Vermilion, Justice Simard noted, is a sophisticated party that was capable of using far more precise words had it wished to clearly remove McElgunn's rights to Share Awards that would vest during her common law reasonable notice period after a wrongful without-cause termination. It could have specifically referred to events like "the date on which an employee is given notice of termination without cause, and before the expiry of any required reasonable notice period but which was not provided to the employee."
Clarity that confused
Vermilion's plan included a further passage labelled "For clarity," stating that during the 90-day period following the Date of Termination "and any notice period thereafter (whether actual or compensated in lieu thereof)" the Grantee would not be entitled to pro-rated vesting of any Share Awards or any other payment or compensation in lieu thereof.

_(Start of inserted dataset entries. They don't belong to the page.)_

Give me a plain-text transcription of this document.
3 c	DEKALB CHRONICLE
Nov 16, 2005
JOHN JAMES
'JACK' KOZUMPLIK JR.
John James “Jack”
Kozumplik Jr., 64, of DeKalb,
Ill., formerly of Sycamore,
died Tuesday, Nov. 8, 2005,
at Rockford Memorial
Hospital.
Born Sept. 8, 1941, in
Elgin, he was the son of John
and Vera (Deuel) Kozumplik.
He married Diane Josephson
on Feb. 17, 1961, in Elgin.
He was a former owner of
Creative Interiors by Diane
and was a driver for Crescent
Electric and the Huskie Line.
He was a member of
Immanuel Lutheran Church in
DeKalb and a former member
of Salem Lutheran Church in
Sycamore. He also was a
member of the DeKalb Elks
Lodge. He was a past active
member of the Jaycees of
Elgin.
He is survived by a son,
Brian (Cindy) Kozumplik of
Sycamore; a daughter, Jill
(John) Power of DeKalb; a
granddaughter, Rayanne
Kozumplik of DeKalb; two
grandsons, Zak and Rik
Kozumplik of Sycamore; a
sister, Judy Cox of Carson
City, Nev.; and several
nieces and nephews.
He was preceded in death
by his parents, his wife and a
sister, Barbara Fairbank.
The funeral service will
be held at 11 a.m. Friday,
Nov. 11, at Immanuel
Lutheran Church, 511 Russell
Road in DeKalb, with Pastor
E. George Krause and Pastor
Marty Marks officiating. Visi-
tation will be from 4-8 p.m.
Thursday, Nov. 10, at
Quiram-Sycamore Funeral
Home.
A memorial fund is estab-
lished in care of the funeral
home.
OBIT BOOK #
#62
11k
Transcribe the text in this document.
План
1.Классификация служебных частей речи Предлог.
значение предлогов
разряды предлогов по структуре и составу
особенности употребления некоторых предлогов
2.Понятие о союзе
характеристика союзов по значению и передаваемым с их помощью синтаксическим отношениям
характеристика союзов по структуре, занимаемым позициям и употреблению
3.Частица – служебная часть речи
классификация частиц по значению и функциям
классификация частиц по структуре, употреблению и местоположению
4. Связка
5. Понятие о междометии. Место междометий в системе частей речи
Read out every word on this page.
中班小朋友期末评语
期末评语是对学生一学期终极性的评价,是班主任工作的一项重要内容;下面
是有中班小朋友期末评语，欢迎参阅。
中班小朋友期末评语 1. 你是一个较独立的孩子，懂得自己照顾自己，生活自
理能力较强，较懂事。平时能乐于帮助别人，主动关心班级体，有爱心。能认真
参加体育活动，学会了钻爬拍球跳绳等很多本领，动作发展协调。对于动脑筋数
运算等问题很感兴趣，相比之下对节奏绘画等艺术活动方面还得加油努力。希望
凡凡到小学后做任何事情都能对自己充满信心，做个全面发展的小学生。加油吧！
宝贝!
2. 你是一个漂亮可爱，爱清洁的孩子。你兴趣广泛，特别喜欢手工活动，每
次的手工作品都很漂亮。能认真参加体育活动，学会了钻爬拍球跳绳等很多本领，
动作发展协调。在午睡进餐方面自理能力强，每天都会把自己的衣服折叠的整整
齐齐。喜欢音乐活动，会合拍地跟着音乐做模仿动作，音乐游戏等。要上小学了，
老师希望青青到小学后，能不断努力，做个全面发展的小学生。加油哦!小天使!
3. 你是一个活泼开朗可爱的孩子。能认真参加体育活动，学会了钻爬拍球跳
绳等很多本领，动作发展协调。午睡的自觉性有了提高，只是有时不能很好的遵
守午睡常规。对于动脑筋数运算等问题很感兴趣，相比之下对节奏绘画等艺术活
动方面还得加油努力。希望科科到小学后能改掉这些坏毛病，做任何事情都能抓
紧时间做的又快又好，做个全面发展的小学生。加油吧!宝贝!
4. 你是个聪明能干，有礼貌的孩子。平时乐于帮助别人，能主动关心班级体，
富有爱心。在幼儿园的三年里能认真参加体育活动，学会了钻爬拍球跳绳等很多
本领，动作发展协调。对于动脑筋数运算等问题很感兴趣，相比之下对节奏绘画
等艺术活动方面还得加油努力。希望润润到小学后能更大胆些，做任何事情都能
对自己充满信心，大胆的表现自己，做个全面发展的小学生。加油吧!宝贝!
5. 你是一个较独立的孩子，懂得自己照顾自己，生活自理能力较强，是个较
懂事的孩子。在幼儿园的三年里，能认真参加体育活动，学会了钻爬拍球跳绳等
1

Rather than resolving the ambiguity, Justice Simard found the clause added more confusion. It suggested share forfeiture might only take effect after both a 90-day period and the notice period had elapsed, noting the words "and" and "thereafter" strongly suggest those periods run consecutively, not concurrently.
"Thus, contrary to the opening words ('For clarity'), this clause does not add clarity," Justice Simard wrote. Had Vermilion intended to clearly and unambiguously remove Share Awards that would vest during a wrongfully terminated employee's common-law reasonable notice period, and to do so 90 days after delivering notice of termination, it could have drafted the clause much more precisely.